Growing up in the South and eating at neighborhood mom and pop places or at my family table had a great influence on me. At that time, I never thought I would go off and do something in the food world. I talk about it in my book. When I grew up, you got together with your parents at the end of the day and you ate at 5 or 6 o’clock. Nobody’s doing that anymore. Children aren’t getting enough of this. Kids are being fed by nannies; kids are being fed on fast food; kids are being fed in the car or kids are not being fed. They’re just grabbing as they go. I think that’s why Thanksgiving is such a big deal. It’s this great opportunity for people to come together and share gratitude and it’s all around food.

YT: Is there anything you want your customers to leave Real Food Daily with besides a great meal?

Ann Gentry: I think eating is two things. I think eating is a political act because the choices that you make about the foods you choose are definitely political. Bottom line, it is about choosing foods that are low on the food chain, foods that are better for us and for our environment. By eating locally and seasonally we support our local farmers. It’s just simple. Choosing to eat lower on the food chain, meaning more grains and vegetables, affects the planet in a very powerful way. And secondly, I think eating is a spiritual act. I think if you eat food like this you are going to get closer to God or Spirit, whatever it is for you. You become more attuned to yourself, your family, your community and the world at large.
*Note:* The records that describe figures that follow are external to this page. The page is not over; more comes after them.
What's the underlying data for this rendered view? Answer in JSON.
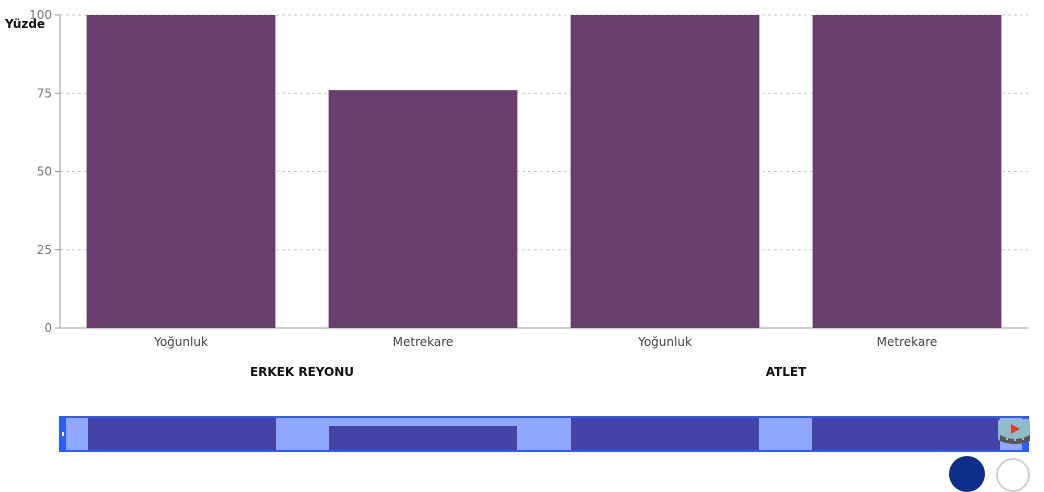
{
  "chart_data": {
    "type": "bar",
    "ylabel": "Yüzde",
    "ylim": [
      0,
      100
    ],
    "yticks": [
      0,
      25,
      50,
      75,
      100
    ],
    "grid": true,
    "categories": [
      "Yoğunluk",
      "Metrekare",
      "Yoğunluk",
      "Metrekare"
    ],
    "groups": [
      {
        "label": "ERKEK REYONU",
        "categories": [
          "Yoğunluk",
          "Metrekare"
        ]
      },
      {
        "label": "ATLET",
        "categories": [
          "Yoğunluk",
          "Metrekare"
        ]
      }
    ],
    "values": [
      100,
      76,
      100,
      100
    ],
    "bar_color": "#683e6c"
  },
  "navigator": {
    "background_color": "#8fa7ff",
    "border_color": "#2a5cff",
    "bar_color": "#4343a8"
  }
}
There’s no doubt about it. Eating a balanced diet that is comprised mostly of grains and vegetables, even if you’re not vegetarian, will change your perspective. That’s what my personal journey has been. I was a girl who was addicted to sugar. The journey of changing my diet was one of the first things I did that led me toward changing my life and becoming more conscious. I know that’s a whole cliché, but changing my diet was the first step on a path that included yoga, bodywork and wanting to live a more authentic life.

I definitely see that with foods, you are more peaceful if you are eating simply because you’re not in the valley of high and low. You can point at hypoglycemia and ADD with kids. I believe that those are real and people have them, but I also believe that food is one of the biggest contributing factors. With kids, it’s food and TV. I do see what happens to kids when they watch TV; it’s just like sugar and they are bouncing off the walls. That energy has to go somewhere or it becomes destructive and then self-destructive. When I’m in the co-op and I’m shopping and people don’t know I’m Real Food Daily, people come up to me and ask me what to do with the kale, collard greens and all the winter squashes I have in my basket. They don’t know what to do with them. Parents desperately want to change the way their kids eat, but they cannot do that until they change the way they, themselves, eat. Because they are the influence and they set the example. So why do they think their kids are going to eat their greens if their parents won’t, if you’re not eating them and enjoying them? The change has to be made by the parents first.